Il vit, « comme s’il y était » (c’est lui qui disait : Ah ! ma pauvre enfant ! je vois ça comme si j’y étais), il vit la maman de Clara se précipitant à la gare avec son enfant et trouvant tous les convois bondés d’une foule qui s’entassait jusque sur les marchepieds, jusque sur les toits des wagons… pas une place ! et, derrière elle, la ville qui commence à brûler sous les obus allemands… et le dernier train… le dernier train… part !… alors elle jette son enfant dans les bras de ceux qui vont échapper au massacre… « Sauvez-la, sauvez-la, au moins elle !… » Et voilà comment la petite Clara avait été séparée de sa mère…

— Et les autres ? et les autres ? demanda Confitou, les larmes aux yeux… et en embrassant sa petite malade…

— Eh bien ! les autres aussi… Quand les mamans des autres qui ne pouvaient pas partir ont vu ce que maman faisait, toutes les mamans ont jeté leurs petits enfants dans le train…

— Oh ! mon Dieu ! Oh ! mon Dieu !… et Confitou chiale maintenant comme les autres.

— Mais, comment, demande-t-il, en s’essuyant avec sa manche, car il n’a plus de mouchoir, comment vous trouvez-vous ici ? Les voyageurs ne vous ont donc pas gardés avec eux ?

— Mais si ! mais si ! et ils étaient même très gentils ; mais le train était si chargé, explique Clara (en faisant une grimace, car sa main commence à lui faire réellement mal depuis que Confitou a serré son bras si fort), le train était si chargé… que nous avons failli, parait-il, avoir un accident ; alors, à la station, tout près d’ici, à l’embranchement, qu’ils ont dit, les employés ont fait descendre beaucoup de monde et nous avons dû descendre nous aussi.

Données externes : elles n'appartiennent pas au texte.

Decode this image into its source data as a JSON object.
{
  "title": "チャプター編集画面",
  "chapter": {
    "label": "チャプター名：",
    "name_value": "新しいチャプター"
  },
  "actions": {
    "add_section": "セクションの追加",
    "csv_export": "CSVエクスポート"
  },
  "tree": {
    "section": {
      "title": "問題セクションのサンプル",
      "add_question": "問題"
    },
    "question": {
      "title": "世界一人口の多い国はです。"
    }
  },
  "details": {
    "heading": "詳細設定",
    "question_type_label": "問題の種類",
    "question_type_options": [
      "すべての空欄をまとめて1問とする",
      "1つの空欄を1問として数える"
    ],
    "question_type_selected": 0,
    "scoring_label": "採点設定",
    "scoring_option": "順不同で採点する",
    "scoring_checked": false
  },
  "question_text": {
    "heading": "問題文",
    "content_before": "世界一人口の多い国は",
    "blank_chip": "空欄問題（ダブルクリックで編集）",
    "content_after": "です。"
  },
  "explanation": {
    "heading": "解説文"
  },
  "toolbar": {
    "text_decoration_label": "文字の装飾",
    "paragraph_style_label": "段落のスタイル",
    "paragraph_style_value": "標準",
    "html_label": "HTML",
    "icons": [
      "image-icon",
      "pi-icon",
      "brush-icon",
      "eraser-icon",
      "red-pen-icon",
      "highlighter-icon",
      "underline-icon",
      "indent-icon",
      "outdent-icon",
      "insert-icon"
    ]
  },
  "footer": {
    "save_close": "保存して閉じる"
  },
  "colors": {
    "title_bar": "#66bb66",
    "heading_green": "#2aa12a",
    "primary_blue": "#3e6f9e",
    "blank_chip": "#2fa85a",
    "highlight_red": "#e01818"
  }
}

Quand le train est reparti, le monde est remonté dans le train en marche, malgré les employés, et nous, nous sommes restés sur le quai… Alors, c’est le chef de gare qui nous a dit qu’il fallait suivre cette route-là, que nous arriverions à Saint-Rémy, qu’il a dit, et que le maire prendrait soin de nous…

— Alors ! mais alors ! s’écrie Confitou, soudain joyeux, vous êtes des réfugiés !…

— Mais oui, monsieur !…

— Vous êtes mes réfugiés !… Vous n’avez pas besoin d’aller trouver le père Clamart ! ça ne le regarde pas, mes réfugiés ! Vous êtes mes réfugiés à moi !… Je m’appelle Confitou et je suis le fils de M. Raucoux-Desmares ! Il ne faut plus me quitter, je vous le défends !

— Bien, monsieur !… mais, vous savez, ma main me fait beaucoup mal.

— Montre !…

La main était toute bleue. Effrayé de la couleur de la main, à laquelle il ne s’attendait pas, Confitou pensa qu’elle avait peut-être cette couleur-là parce qu’il avait serré trop fort. Et il détacha le mouchoir. La petite fille soupira d’aise.

— Là, dit-il, tu vois, ça va mieux. Maintenant, tu es guérie. Où t’étais-tu arrangé la main, comme ça ?

— C’est en voulant retenir ce petit-là qui était monté sur un tas de cailloux.

— Comment s’appelle-t-il, ce petit-là ?…

— Je ne sais pas, monsieur !…

Confitou procéda au relevé de l’état civil des trois autres enfants qui avaient respectivement cinq, quatre et demi et trois ans. Celui de cinq ans s’appelait Charlot, le second Bibi, mais, quant au troisième, il était extrêmement difficile de comprendre ce qu’il disait : ils étaient tous penchés sur lui et ne parvenaient point à démêler un nom dans ce qui sortait de sa bouche.

— C’est tout de même étonnant, dit Clara, moi, j’entends : « grosse saleté ! »…

— Moi aussi, dit Charlot.

— Moi aussi, dit Bibi…

— Eh bien ! appelons-le « Grosse Saleté », dit Confitou. Après tout, c’est peut-être son nom, et ça lui va très bien !

Tous rirent, car, de fait, « Grosse Saleté » avait une bonne figure joufflue que l’on n’avait pas dû débarbouiller depuis quelques jours, et une tignasse solidement emmêlée qui lui tombait jusque sur les yeux, comme aux chiens griffons.

— En route, Grosse Saleté, commanda Confitou.

— Où allons-nous, monsieur ? demanda Clara.

— Maintenant, nous allons voir la bataille, dit Confitou.